Via Shakespeare's Globe

It might have taken the best part of 400 years, but Shakespeare’s Globe theatre has entered the digital age. Anyone bored of the usual boxsets can tune into the theatre’s YouTube channel, which is currently showing a 2009 performance of Romeo and Juliet.

It’ll be available to watch until the end of May, after which the Globe will be showing several more classics – including The Winter’s Tale and A Midsummer Night’s Dream. Each performance will be available to stream for two weeks.
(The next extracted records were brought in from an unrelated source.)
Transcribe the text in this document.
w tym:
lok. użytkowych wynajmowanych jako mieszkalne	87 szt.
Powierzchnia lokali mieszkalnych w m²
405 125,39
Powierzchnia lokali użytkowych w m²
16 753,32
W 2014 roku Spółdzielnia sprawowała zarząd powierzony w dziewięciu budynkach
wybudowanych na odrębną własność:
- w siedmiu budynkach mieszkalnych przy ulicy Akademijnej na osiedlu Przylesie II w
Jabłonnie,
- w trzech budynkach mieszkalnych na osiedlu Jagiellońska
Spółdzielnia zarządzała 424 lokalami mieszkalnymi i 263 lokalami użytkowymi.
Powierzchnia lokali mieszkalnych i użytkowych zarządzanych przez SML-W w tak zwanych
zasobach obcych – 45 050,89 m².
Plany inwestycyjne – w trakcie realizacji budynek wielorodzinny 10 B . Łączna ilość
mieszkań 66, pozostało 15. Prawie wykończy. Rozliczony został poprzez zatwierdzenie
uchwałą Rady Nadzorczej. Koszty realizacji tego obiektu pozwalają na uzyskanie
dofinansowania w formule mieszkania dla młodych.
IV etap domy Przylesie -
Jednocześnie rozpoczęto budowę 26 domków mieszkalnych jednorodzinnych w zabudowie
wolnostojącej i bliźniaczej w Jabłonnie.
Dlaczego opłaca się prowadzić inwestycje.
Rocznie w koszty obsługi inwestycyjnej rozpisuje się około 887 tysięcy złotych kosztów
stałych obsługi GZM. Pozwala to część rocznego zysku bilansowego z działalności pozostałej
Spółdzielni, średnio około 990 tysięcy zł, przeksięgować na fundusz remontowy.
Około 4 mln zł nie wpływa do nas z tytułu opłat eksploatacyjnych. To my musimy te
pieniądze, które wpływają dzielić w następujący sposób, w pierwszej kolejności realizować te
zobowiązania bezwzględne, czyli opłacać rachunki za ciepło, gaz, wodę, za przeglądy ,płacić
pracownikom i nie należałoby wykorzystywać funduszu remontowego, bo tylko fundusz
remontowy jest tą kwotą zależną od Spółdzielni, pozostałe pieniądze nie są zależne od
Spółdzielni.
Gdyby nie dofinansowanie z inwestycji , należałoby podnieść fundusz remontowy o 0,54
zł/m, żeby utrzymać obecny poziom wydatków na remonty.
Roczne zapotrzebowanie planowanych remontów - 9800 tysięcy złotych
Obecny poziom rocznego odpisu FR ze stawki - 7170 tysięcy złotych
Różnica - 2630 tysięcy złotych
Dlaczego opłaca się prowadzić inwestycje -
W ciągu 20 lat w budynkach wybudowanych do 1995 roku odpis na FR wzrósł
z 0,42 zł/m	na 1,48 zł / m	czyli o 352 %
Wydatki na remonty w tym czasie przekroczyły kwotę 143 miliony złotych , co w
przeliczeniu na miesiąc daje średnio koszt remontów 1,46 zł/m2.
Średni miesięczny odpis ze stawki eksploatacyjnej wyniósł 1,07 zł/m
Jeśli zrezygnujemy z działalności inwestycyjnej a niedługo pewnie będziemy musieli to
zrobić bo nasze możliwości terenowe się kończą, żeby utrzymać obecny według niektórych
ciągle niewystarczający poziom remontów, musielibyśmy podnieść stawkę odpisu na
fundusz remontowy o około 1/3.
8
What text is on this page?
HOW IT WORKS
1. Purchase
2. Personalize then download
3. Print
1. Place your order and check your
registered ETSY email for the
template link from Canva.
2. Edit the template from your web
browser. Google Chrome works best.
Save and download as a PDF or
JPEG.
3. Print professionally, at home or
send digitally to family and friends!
If that’s not enough 16th-century drama for you, the theatre also has the Globe Player – an on-demand service with 130 plays that you can rent or buy.

Photography: Clive Sherlock via Shakespeare’s Globe

While the building is currently closed due to the COVID-19 pandemic, theatre-buffs can get their fix with a tour of the recreated Elizabethan theatre, based on the 1599 structure where Shakespeare staged his most famous works.

Completed in 1997, the modern Globe is considered faithful to the original – which burned down a number of times and was ultimately demolished –  and was built using historical references, and plans from other contemporaneous Tudor theatres. Unlike the original, however, the modern Globe only holds 1,400 spectators compared to the 3,000 that crammed into the theatre The Bard’s time.